Görüntülediğiniz mahkeme kararı henüz kesinleşmemiştir. Yararlı olması amacıyla eklenmiştir.

T.C.
İSTANBUL
8. ASLİYE TİCARET MAHKEMESİ
GEREKÇELİ KARAR
ESAS NO : 2016/1193 Esas
KARAR NO : 2018/557
DAVA : İtirazın İptali (Bankacılık İşlemlerinden Kaynaklanan)
DAVA TARİHİ : 12/12/2016
KARAR TARİHİ : 06/06/2018
Davacı tarafından davalı aleyhine açılan itirazın iptali davasının mahkememizde yapılan açık yargılaması sonunda dosya incelendi.
D A V A /
Davacı vekilinin mahkememize sunmuş olduğu dava dilekçesini özetle; müvekkili bulunduğ ubanka ile asıl borçlu Hasan Köse arasında Kredi Sözleşmesi imzalandığı söz konusu sözleşme uyarınca asıl borçluya taksitli Ticari kredi kullandırıldığını, davalı asıl borçlunun müvekkili bankadan kullanılan kredi borçlarını geri ödememesi nedeniyle Kredi hesaplarının borçluya keşide edilen … Noterliği’ nin 07/09/2015 tarih ve … yevmiye nolu ihtarnamesi ile kat edildiği, söz konusu ihtarnameye rağmen borçlunun müvekkili bankaya olan borçlarını ödemediğini, bunun üzerine İstanbul …İcra müdürlüğünün … E. Sayılı dosyası üzerinden takibe geçildiği ve başlatılan takipte borçlu tarafından haksız itiraz edilmesi üzerine takip işleminin durduğunu” belirtilerek başlatılan icra takibine vaki tüm itirazların iptali ile takibin devamına, davalıların %20 den aşağı olmamak üzere icra inkar tazminatına mahkum edilmesini, yargılama giderleri ile vekalet ücretinin de karşı taraf yükletilmesini karar verilmesini talep ve dava etmiştir.
S A V U N M A /
Davalı şirkete usulüne uygun olarak dava dilekçesi ve tensip tutanağının tebliğ edildiği, ancak süresinde herhangi bir cevap dilekçesi sunmadığı anlaşılmıştır.
G E R E K Ç E /
Mahkememizce görevlendirilen bilirkişi incelemesinde özetle; davalı asıl borçlu …’nin davacı bankadan kullanmış bulunduğu taksitli ticari kredi hesabı kredisinden ötürü borçlu olduğu, taraflar arasında imzalanmış kredi sözleşmesi uyarınca temerrüt faiz oranının yıllık %100 olarak hesaplandığı ve davacı talebinin de kredi sözleşmesi koşullarına uygun bir şekilde yıllık %100 oranında bulunduğu, davalının itirazın iptalinin 28/10/2016 takip talep tarihi itibariyle 3.724-TL asıl alacak yıllık %100 temerrüt faiz oranı üzerinden 4.230,88 TL temerrüt faizi ve 211,54 TL faizin %5’i bsmv tutarı olmak üzere toplam 8.166,42 TL üzerinden yapılması hususunun Yüksek Mahkemenin takdirlerinde bulunduğu, 28.10.2016 takip tarihinden itibaren de 3.724 TL asıl alacak matrahı üzerinden yıllık %100 oranında temerrüt faizi talep edebileceği, tarafların 199,73 TL ihtarname masrafı, sair masraf, tazminat ve benzeri diğer taleplerin Sayın Mahkemenin takdirinde olduğu, sonuç ve kanaatine varmıştır.

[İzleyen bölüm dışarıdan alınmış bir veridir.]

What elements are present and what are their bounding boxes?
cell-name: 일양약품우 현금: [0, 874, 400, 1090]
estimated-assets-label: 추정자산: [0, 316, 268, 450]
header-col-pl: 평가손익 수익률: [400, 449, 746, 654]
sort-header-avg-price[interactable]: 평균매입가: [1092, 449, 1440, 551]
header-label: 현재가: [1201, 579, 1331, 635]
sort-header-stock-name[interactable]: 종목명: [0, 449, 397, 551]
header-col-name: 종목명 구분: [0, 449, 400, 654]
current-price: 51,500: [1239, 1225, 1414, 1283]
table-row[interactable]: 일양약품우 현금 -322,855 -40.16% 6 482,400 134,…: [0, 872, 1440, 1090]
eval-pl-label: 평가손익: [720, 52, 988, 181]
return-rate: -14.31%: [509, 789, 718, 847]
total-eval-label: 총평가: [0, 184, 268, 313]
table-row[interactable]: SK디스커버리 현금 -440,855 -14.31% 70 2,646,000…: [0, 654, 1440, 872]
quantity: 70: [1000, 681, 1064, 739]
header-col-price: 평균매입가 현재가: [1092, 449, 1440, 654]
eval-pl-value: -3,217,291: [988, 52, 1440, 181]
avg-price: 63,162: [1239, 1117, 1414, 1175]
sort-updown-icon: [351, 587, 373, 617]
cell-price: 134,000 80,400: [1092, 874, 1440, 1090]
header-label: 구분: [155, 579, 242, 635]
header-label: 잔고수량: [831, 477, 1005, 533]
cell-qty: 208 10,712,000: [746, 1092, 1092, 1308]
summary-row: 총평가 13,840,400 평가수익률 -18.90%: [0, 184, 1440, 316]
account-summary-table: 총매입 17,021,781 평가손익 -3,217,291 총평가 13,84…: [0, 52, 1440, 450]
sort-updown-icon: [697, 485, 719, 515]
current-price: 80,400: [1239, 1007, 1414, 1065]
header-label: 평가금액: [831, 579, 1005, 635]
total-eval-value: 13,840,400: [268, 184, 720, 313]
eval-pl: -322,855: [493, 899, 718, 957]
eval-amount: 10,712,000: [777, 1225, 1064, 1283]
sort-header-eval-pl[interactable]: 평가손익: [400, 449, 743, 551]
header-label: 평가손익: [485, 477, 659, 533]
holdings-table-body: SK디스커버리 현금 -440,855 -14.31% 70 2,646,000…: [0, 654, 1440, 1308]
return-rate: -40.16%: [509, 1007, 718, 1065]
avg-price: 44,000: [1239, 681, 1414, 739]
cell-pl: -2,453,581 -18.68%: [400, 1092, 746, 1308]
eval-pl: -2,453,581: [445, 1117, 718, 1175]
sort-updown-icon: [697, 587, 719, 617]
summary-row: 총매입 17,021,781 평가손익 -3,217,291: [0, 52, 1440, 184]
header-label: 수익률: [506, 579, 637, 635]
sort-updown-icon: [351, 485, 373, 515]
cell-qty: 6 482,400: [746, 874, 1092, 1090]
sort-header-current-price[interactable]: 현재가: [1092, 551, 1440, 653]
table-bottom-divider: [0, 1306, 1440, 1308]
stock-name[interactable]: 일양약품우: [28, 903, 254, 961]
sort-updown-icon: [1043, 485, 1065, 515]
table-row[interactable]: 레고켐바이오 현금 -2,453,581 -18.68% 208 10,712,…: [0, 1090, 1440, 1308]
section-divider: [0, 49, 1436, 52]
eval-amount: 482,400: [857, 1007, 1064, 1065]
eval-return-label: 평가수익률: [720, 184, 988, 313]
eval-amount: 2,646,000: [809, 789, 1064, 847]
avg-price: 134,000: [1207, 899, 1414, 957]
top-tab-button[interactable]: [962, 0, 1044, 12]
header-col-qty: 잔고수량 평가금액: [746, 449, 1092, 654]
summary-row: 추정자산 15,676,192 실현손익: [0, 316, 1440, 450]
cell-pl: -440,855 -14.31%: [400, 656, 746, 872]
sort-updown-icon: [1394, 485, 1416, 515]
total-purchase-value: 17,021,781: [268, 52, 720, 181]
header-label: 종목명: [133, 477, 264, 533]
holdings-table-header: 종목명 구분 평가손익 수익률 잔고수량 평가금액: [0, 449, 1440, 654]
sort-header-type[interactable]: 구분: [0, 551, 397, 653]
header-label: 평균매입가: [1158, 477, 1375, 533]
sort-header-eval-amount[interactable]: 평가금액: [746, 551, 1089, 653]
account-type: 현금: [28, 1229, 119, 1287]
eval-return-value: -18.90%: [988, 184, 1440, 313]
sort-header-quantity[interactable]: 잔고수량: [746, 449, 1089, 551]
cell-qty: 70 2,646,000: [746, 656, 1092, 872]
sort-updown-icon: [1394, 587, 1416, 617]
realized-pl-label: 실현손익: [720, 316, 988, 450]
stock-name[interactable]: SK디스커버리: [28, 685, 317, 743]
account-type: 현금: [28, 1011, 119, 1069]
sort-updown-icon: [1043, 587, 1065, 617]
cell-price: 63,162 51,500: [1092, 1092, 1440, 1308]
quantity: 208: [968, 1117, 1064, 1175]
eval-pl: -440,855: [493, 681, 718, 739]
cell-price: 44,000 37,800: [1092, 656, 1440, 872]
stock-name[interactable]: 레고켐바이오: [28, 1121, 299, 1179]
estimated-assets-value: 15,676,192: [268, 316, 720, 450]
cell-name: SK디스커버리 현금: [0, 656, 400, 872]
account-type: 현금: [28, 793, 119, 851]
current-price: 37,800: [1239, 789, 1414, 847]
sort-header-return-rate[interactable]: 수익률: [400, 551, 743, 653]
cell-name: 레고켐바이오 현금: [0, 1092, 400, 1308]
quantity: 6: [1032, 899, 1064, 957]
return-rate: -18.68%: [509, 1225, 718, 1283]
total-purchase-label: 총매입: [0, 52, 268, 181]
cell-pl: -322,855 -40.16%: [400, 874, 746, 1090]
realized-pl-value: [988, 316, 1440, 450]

Taraflar arasındaki ihtilaf bankacılık hizmetleri sözleşmesine istinaden davalı şirkete verilen kredi borcundan kaynaklanan alacak olup olmadığı varsa miktarı üzerinde toplandığı anlaşılmakla;
Dosyada mevcut alanında uzman bilirkişi tarafından yapılan tespitlerde davacının davaya konu hukuki ilişki sebebiyle asıl alacak 3.724,00 TL, 4.230,88 TL işlemiş faizi ve 211,54 TL faizin %5 bsmv alacaklı olduğunun belirlenmiş olması, kredi sözleşmesi ve hesap kat ihtarnamesi, davalının hesap durumu, yapılmış bir ödeme var ise bunun banka kayıtlarına geçmesinin gerekliliği dikkate alınarak (misal için bkz. Yargıtay 23. Hukuk Dairesi Esas No : 2015/8328, Karar No: 2017/2710 sayılı ilamı) ve bilirkişi tarafından belirlenen faiz doğrultusunda davacının davasının 2004 sayılı İİK md. 67 gereğince “genel hükümler dairesinde” kısmen ispat edildiği kanaatine varılarak davanın kabulüne karar vermek gerekmiştir. Alacak likit olup davalının takibe itirazı haksız bulunduğundan 2004 sayılı İİK md. 67/2 gereğince davacı yararına icra-inkar tazminatına karar verilmiştir.
İcra-inkar tazminatı ile ilgili olarak; Yargıtay … Hukuk Dairesi Esas No : … ve Karar No : … sayılı kararında “2004 sayılı İİK’nun 67. maddesinin 2. fıkrasında; “Bu davada borçlunun itirazının haksızlığına karar verilirse borçlu; takibinde haksız ve kötüniyetli görülürse alacaklı; diğer tarafın talebi üzerine iki tarafın durumuna, davanın ve hükmolunan şeyin tahammülüne göre, red veya hükmolunan meblağın (Değişik ibare:02/07/2012-6352 S.K./11.md.) yüzde yirmisinden aşağı olmamak üzere, uygun bir tazminatla mahkum edilir” hükmüne yer verilmiştir.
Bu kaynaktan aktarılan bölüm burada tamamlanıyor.